Today, the “costs” of cooperation seems to outweigh the “benefits” of US overlooking Pakistan’s double game.
Third, Pakistan also has changed now. Besides the public rhetoric, from Pakistan’s side, there is extra confidence. The perceived support from China, and the expectation that the CPEC will result in Islamabad reducing its dependence on the US has given a new outlook. Today a section in Pakistan is willing to ignore the American threats. This section, wants Pakistan to take care of its own strategic interests and not be unduly worried about the American threats.
What has not changed?
Pakistan’s persistence in supporting the Haqqani network, and the domestic debate within Pakistan about the bilateral relations with the US – both have not changed.
Though, there have been few domestic inputs and internal voices about the need to reorient Pakistan’s strategy towards Afghanistan, concerning implementation, Pakistan’s approach remains the same.
More importantly, the domestic rhetoric about the US and the anti-American sentiments within Pakistan has not changed. In fact, it has worsened further. The US is seen as an ungrateful ally and a “master” than a “friend”.
The American accusation on Pakistan not doing more in Afghanistan is projected as an excuse and a failure of the former in Kabul. One could repeatedly see the public rhetoric in Pakistan that the US demanding Islamabad to do more is to hide its own failure in Afghanistan.
Third, Pakistan has been projecting the blowback as a sacrifice, and has started to believe in it – creating and sustaining a new narrative within. Instead of owning the war on terrorism, Pakistan has externalised it and projected it as fighting someone else’s war and suffering for it. Repeatedly, one could see this narrative within Pakistan that also calls for severing the ties with the US. An oft-repeated question has been: Why should Pakistan fight the American war in Afghanistan?
As a result of the above, there is no introspection about Pakistan’s involvement in Afghanistan during the last few decades. Is the problem in Af-Pak only a result of the CIA, and Pakistan is more a collateral? Latter seems to believe in the same.

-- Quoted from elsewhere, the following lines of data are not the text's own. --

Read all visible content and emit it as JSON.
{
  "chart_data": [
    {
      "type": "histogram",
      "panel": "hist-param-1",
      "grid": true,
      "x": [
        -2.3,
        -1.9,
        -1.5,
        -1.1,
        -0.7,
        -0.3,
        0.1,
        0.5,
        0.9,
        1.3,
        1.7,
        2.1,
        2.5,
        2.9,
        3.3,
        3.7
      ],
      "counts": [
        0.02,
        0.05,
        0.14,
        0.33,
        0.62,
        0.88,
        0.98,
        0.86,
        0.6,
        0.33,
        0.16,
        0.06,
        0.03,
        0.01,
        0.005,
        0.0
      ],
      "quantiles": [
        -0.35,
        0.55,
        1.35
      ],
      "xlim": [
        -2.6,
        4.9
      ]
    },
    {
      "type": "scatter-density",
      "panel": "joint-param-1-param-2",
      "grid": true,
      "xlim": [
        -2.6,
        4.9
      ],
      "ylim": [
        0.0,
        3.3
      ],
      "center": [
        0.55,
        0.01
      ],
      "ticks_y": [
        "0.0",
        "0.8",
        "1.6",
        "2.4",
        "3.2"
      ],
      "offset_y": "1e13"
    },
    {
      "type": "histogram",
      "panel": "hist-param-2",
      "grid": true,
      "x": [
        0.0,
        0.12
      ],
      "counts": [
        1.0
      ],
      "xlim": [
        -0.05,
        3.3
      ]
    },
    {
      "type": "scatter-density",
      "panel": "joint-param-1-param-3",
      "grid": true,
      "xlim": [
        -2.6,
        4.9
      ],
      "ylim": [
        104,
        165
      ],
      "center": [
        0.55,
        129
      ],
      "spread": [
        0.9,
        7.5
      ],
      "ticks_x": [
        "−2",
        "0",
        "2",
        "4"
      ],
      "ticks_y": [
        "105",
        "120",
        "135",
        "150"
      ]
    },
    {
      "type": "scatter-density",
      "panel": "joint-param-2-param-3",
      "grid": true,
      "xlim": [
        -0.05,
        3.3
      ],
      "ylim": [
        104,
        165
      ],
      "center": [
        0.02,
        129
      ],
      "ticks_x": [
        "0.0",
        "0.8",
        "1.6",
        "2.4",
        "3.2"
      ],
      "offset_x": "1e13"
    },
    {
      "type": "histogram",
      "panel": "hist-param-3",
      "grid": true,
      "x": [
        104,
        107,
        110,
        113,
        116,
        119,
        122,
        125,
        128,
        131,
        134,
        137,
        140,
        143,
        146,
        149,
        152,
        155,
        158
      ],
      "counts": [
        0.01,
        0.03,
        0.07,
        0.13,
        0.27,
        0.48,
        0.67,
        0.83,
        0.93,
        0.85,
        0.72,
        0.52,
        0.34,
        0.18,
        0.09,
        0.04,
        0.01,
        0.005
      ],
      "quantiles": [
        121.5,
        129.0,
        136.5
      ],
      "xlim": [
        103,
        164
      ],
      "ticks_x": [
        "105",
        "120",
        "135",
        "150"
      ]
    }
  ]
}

And what is not likely to?
Three things are unlikely to change. First, Pakistan’s geography. For the American war machinery, Pakistan’s geography is significant. It goes through the Karachi port and across Peshawar and Quetta. Once the war is over, it has to get back through the same way.
US has an option, but has been unwilling to look beyond Pakistan on this – Iran and Chahbahar. During the last years of Obama’s administration, the US administration was trying to reach out to Tehran. Geographically, Iran could be the much-needed option for the US to reach Afghanistan. Politically as well; Tehran has fewer ambitions in Kabul than Islamabad. Though Iran has also hosted millions of Afghan refugees in its soil, it has not abused them as Pakistan has. Nor has Iran attempted to intervene in Afghanistan and use a group as its proxy, as Pakistan has been using the Haqqani network.

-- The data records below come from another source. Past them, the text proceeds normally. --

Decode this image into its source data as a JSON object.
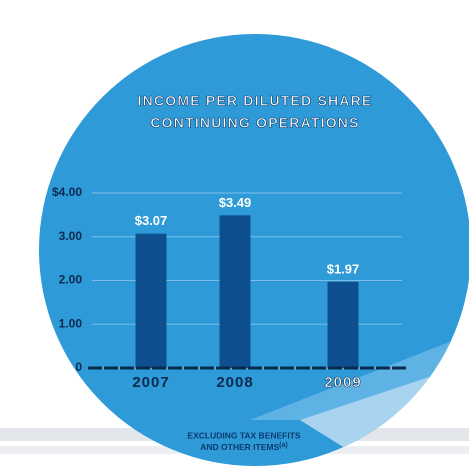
{
  "chart_data": {
    "type": "bar",
    "title": [
      "INCOME PER DILUTED SHARE",
      "CONTINUING OPERATIONS"
    ],
    "categories": [
      "2007",
      "2008",
      "2009"
    ],
    "values": [
      3.07,
      3.49,
      1.97
    ],
    "value_labels": [
      "$3.07",
      "$3.49",
      "$1.97"
    ],
    "color": "#0d4f8f",
    "ylim": [
      0,
      4
    ],
    "yticks": [
      0,
      {
        "value": 1,
        "label": "1.00"
      },
      {
        "value": 2,
        "label": "2.00"
      },
      {
        "value": 3,
        "label": "3.00"
      },
      {
        "value": 4,
        "label": "$4.00"
      }
    ],
    "grid": true,
    "footnote": [
      "EXCLUDING TAX BENEFITS",
      "AND OTHER ITEMS"
    ],
    "footnote_mark": "(a)"
  }
}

Trump has closed the Iran option for the US in Afghanistan. As a result, Pakistan’s geography is likely to remain a strategic tool for Islamabad.
Second, Pakistan’s foreign policy towards Afghanistan. Despite domestic demands for a review of Pakistan’s Afghan policy, it has remained the same. The Afghan policy makers of Pakistan pursue the Afghan Taliban and Haqqani network as a strategy to achieve a larger objective in Afghanistan – having a friendly, if not a puppet regime in Kabul. This will be pursued as an unstated “existential problem” of Pakistan.
Finally, the Afghan decision-making process is likely to remain with the Deep State. It has always been with the Establishment than with the Parliament. This has been a problem in Pakistan reorienting its Afghan policy. And it will remain so.